George looked back at him, silent and gray.
"Of course you were lucky, too," said Alberg. "Damn lucky. You were seen going into Carlyle's gate by three people. Two of them saw you at two thirty, when you found the body. One of them—unfortunately, he's what we call an unreliable witness—one man says he saw you a lot earlier. That fits with the time of death. It also fits the story of the man who sold Carlyle the salmon. Oh, yes, we found him, George; or, rather, he found us. He says Carlyle was expecting a guest for lunch. And I figure that guest must have been you.”
He lit another cigarette and crossed an ankle over his knee. He wondered why he wasn't enjoying himself.
"So here's the other thing I do
n't understand, George," he said. "Why the hell did you go back there? Did you start wondering if he was really dead, and decide you'd better hie yourself back on up to the house and finish the job?"
"Watch yourself, policeman," said George, struggling with exhaustion.
"Or did you just want to sneak another peek at him lying there, dead as a doornail, eyes staring at nothing, his head resting in a pool of his own brains and blood?
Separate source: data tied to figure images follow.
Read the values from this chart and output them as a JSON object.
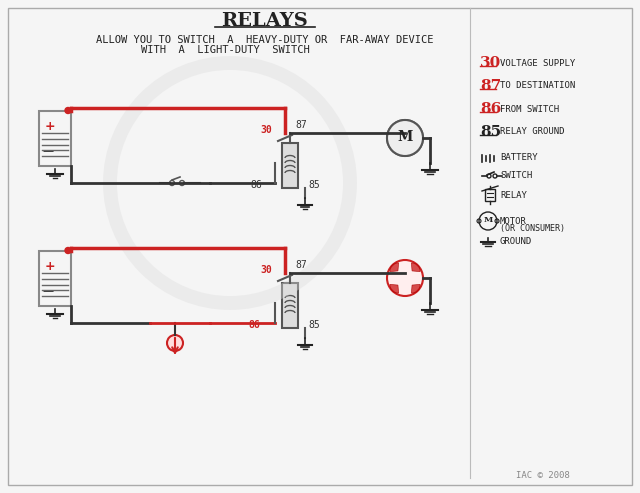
{
  "title": "RELAYS",
  "subtitle1": "ALLOW YOU TO SWITCH  A  HEAVY-DUTY OR  FAR-AWAY DEVICE",
  "subtitle2": "WITH  A  LIGHT-DUTY  SWITCH",
  "bg_color": "#f5f5f5",
  "border_color": "#888888",
  "red": "#cc2222",
  "dark": "#222222",
  "gray": "#888888",
  "legend_items": [
    {
      "num": "30",
      "text": "VOLTAGE SUPPLY",
      "color": "#cc2222"
    },
    {
      "num": "87",
      "text": "TO DESTINATION",
      "color": "#cc2222"
    },
    {
      "num": "86",
      "text": "FROM SWITCH",
      "color": "#cc2222"
    },
    {
      "num": "85",
      "text": "RELAY GROUND",
      "color": "#333333"
    }
  ],
  "legend_symbols": [
    "BATTERY",
    "SWITCH",
    "RELAY",
    "MOTOR\n(OR CONSUMER)",
    "GROUND"
  ],
  "footer": "IAC © 2008"
}
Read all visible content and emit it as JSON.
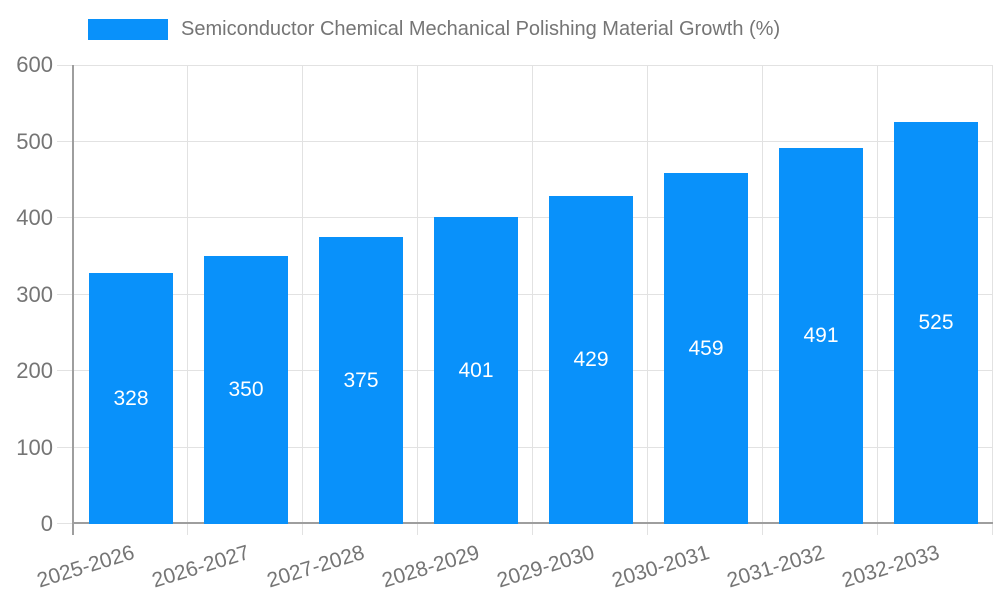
{
  "legend": {
    "position": "top-left",
    "items": [
      {
        "label": "Semiconductor Chemical Mechanical Polishing Material Growth (%)",
        "color": "#0991fa"
      }
    ]
  },
  "chart_data": {
    "type": "bar",
    "title": "Semiconductor Chemical Mechanical Polishing Material Growth (%)",
    "series_name": "Semiconductor Chemical Mechanical Polishing Material Growth (%)",
    "categories": [
      "2025-2026",
      "2026-2027",
      "2027-2028",
      "2028-2029",
      "2029-2030",
      "2030-2031",
      "2031-2032",
      "2032-2033"
    ],
    "values": [
      328,
      350,
      375,
      401,
      429,
      459,
      491,
      525
    ],
    "xlabel": "",
    "ylabel": "",
    "ylim": [
      0,
      600
    ],
    "yticks": [
      0,
      100,
      200,
      300,
      400,
      500,
      600
    ],
    "grid": true,
    "legend_position": "top-left",
    "x_label_rotation_deg": -17,
    "colors": {
      "bar": "#0991fa",
      "value_label": "#ffffff",
      "axis_text": "#757575",
      "grid_line": "#e2e2e2",
      "axis_line": "#9e9e9e",
      "background": "#ffffff"
    }
  }
}
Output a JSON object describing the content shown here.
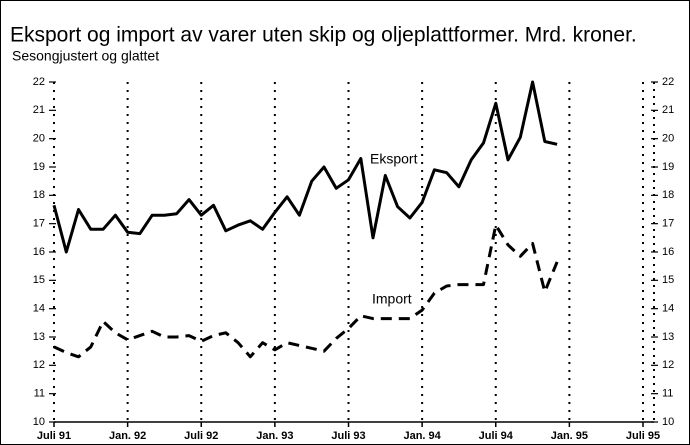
{
  "chart_data": {
    "type": "line",
    "title": "Eksport og import av varer uten skip og oljeplattformer. Mrd. kroner.",
    "subtitle": "Sesongjustert og glattet",
    "categories": [
      "Juli 91",
      null,
      null,
      null,
      null,
      null,
      "Jan. 92",
      null,
      null,
      null,
      null,
      null,
      "Juli 92",
      null,
      null,
      null,
      null,
      null,
      "Jan. 93",
      null,
      null,
      null,
      null,
      null,
      "Juli 93",
      null,
      null,
      null,
      null,
      null,
      "Jan. 94",
      null,
      null,
      null,
      null,
      null,
      "Juli 94",
      null,
      null,
      null,
      null,
      null,
      "Jan. 95",
      null,
      null,
      null,
      null,
      null,
      "Juli 95"
    ],
    "series": [
      {
        "name": "Eksport",
        "color": "#000000",
        "dash": false,
        "values": [
          17.65,
          16.0,
          17.5,
          16.8,
          16.8,
          17.3,
          16.7,
          16.65,
          17.3,
          17.3,
          17.35,
          17.85,
          17.3,
          17.65,
          16.75,
          16.95,
          17.1,
          16.8,
          17.4,
          17.95,
          17.3,
          18.5,
          19.0,
          18.25,
          18.55,
          19.3,
          16.5,
          18.7,
          17.6,
          17.2,
          17.75,
          18.9,
          18.8,
          18.3,
          19.25,
          19.85,
          21.25,
          19.25,
          20.05,
          22.0,
          19.9,
          19.8,
          null,
          null,
          null,
          null,
          null,
          null,
          null
        ]
      },
      {
        "name": "Import",
        "color": "#000000",
        "dash": true,
        "values": [
          12.65,
          12.45,
          12.3,
          12.65,
          13.55,
          13.15,
          12.9,
          13.05,
          13.2,
          13.0,
          13.0,
          13.05,
          12.85,
          13.05,
          13.15,
          12.8,
          12.3,
          12.8,
          12.55,
          12.8,
          12.7,
          12.6,
          12.5,
          12.95,
          13.3,
          13.75,
          13.65,
          13.65,
          13.65,
          13.65,
          13.95,
          14.55,
          14.8,
          14.85,
          14.85,
          14.85,
          16.95,
          16.25,
          15.85,
          16.3,
          14.6,
          15.65,
          null,
          null,
          null,
          null,
          null,
          null,
          null
        ]
      }
    ],
    "ylim": [
      10,
      22
    ],
    "yticks": [
      10,
      11,
      12,
      13,
      14,
      15,
      16,
      17,
      18,
      19,
      20,
      21,
      22
    ],
    "grid": false
  }
}
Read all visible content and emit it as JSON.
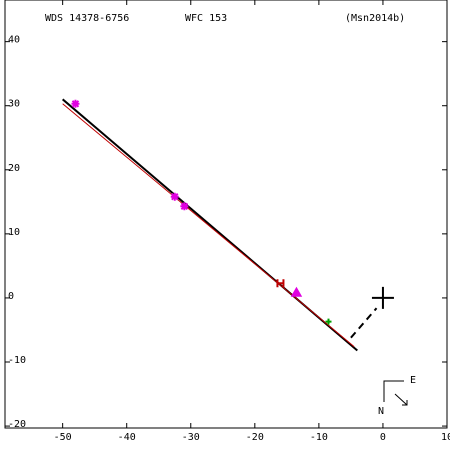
{
  "chart_data": {
    "type": "orbit",
    "header": [
      "WDS 14378-6756",
      "WFC 153",
      "(Msn2014b)"
    ],
    "xlim": [
      -59,
      10
    ],
    "ylim": [
      -20.3,
      46.5
    ],
    "xticks": [
      -50,
      -40,
      -30,
      -20,
      -10,
      0,
      10
    ],
    "yticks": [
      40,
      30,
      20,
      10,
      0,
      -10,
      -20
    ],
    "lines": [
      {
        "color": "#000000",
        "width": 2,
        "dash": false,
        "x": [
          -50,
          -4
        ],
        "y": [
          31,
          -8.2
        ]
      },
      {
        "color": "#c00000",
        "width": 1,
        "dash": false,
        "x": [
          -50,
          -4.5
        ],
        "y": [
          30.3,
          -7.6
        ]
      },
      {
        "color": "#000000",
        "width": 2,
        "dash": true,
        "x": [
          -5,
          -1
        ],
        "y": [
          -6.2,
          -1.6
        ]
      }
    ],
    "points": [
      {
        "marker": "star",
        "color": "#e000e0",
        "x": [
          -48,
          -32.5,
          -31
        ],
        "y": [
          30.3,
          15.8,
          14.3
        ]
      },
      {
        "marker": "triangle",
        "color": "#e000e0",
        "x": [
          -13.5
        ],
        "y": [
          0.8
        ]
      },
      {
        "marker": "h",
        "color": "#c00000",
        "x": [
          -16
        ],
        "y": [
          2.3
        ]
      },
      {
        "marker": "plus",
        "color": "#00a000",
        "x": [
          -8.5
        ],
        "y": [
          -3.7
        ]
      }
    ],
    "primary": {
      "x": 0,
      "y": 0
    },
    "compass": {
      "east": "E",
      "north": "N"
    }
  }
}
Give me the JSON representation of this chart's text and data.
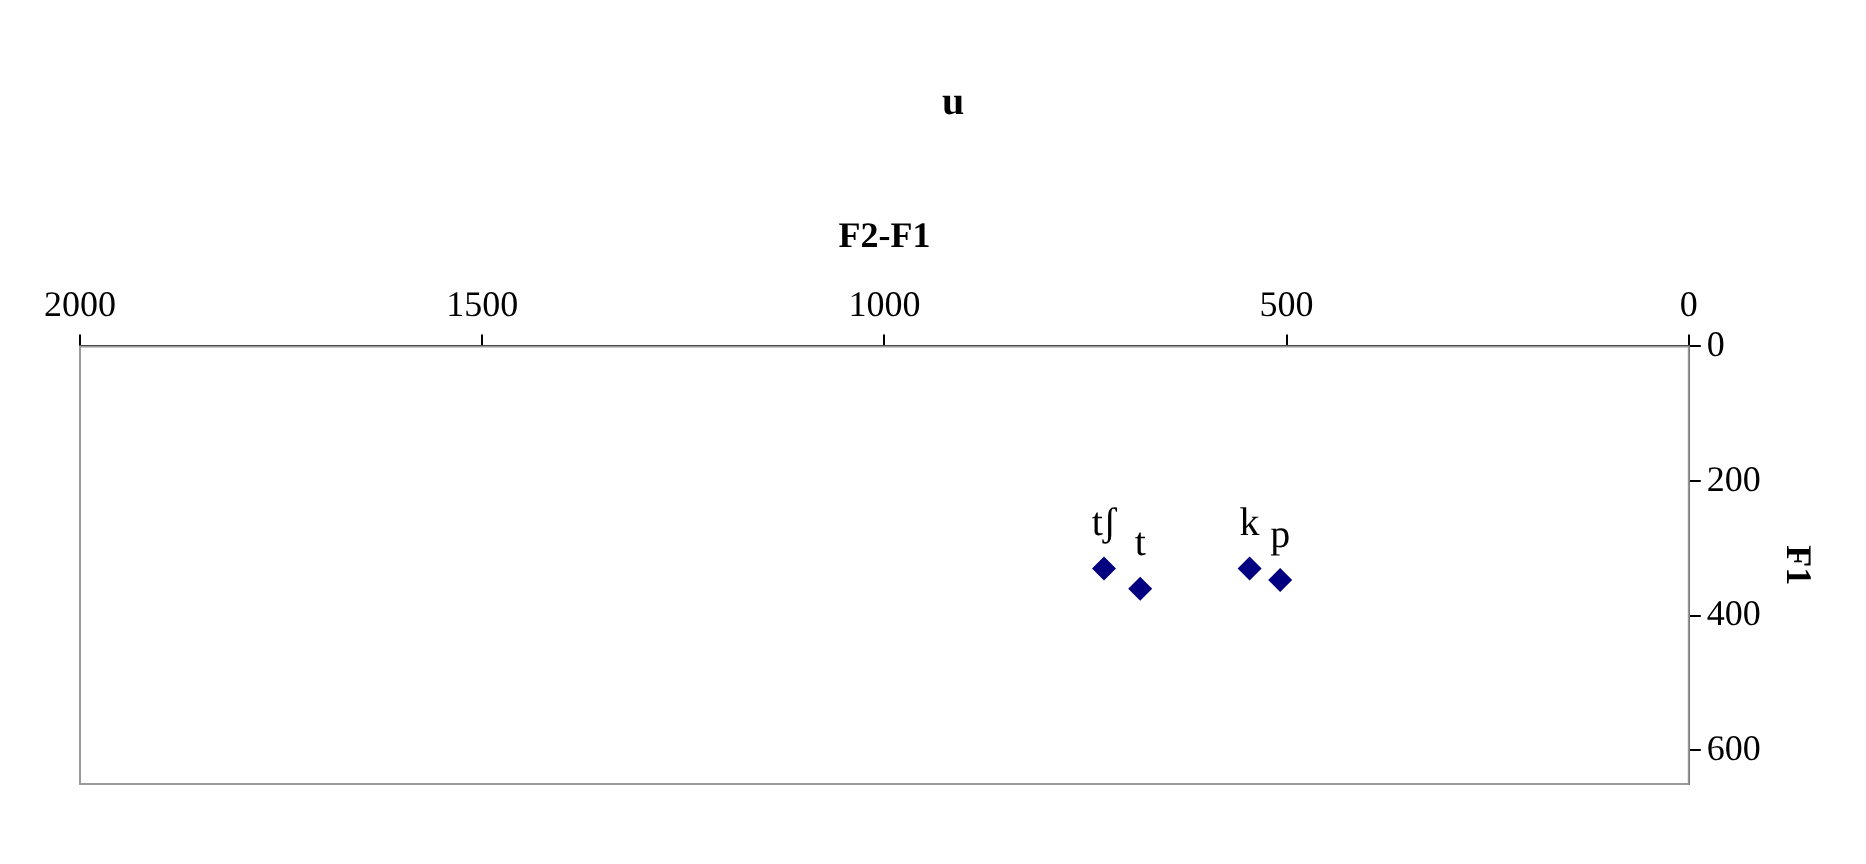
{
  "chart_data": {
    "type": "scatter",
    "title": "u",
    "xlabel": "F2-F1",
    "ylabel": "F1",
    "x": [
      727,
      682,
      546,
      508
    ],
    "series": [
      {
        "color": "#000080",
        "values": [
          330,
          360,
          330,
          347
        ]
      }
    ],
    "xlim": [
      2000,
      0
    ],
    "xticks": [
      2000,
      1500,
      1000,
      500,
      0
    ],
    "ylim": [
      650,
      0
    ],
    "yticks": [
      0,
      200,
      400,
      600
    ],
    "marker": "diamond",
    "grid": false,
    "legend": false,
    "annotations": [
      {
        "text": "tʃ",
        "x": 727,
        "y": 330
      },
      {
        "text": "t",
        "x": 682,
        "y": 360
      },
      {
        "text": "k",
        "x": 546,
        "y": 330
      },
      {
        "text": "p",
        "x": 508,
        "y": 347
      }
    ]
  }
}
Was that it, George?" said Alberg, with contempt. "Did you really hate him that much?"
"You stupid miserable cop,” said George. He looked completely drained. He had barely enough strength to push himself out of his chair. On his feet he glared down at Alberg, almost swaying. Slowly he bent close to him. "Okay, policeman,” he said. He jabbed him in his chest. "Now you just sit there and keep your goddamn mouth shut and let me tell you a story."
Painfully, awkwardly, he paced the small room. "He went into the war," he said. "I was ten years old. Up to then it wasn't so bad. He had a barbershop. Drank some, got into a temper now and then, threw things around sometimes. Scared the piss out of me, but he never hurt anyone. Then he went into the war. Gone four years, he was. When he came back ...."God help us, I don't know what happened to him over there. Maybe nothing. Maybe he'd have worked himself into it anyway. He was no saint before, that's for sure. It turned me into a pacifist, him coming back from the war like that, but maybe it wasn't the war's fault, who knows?"
He went to the window and stood, still and stooped, looking out. He seemed calmer, now.
"I was fourteen when he came home. He went back to the barbershop. Drank more. A lot more. Threw things around more. Then he started to hit her." He looked over his shoulder at Alberg. He looked extremely old. "They've got a name for it now," he said. "Battered wives, they call them. There are places they can run to. But not then.”
He turned back to the window. "Not then. No relatives, either. We lived up in Yale, right where the Fraser Canyon begins. You think Yale's a small town now, you should have seen it back then. Dirt roads, wooden sidewalks."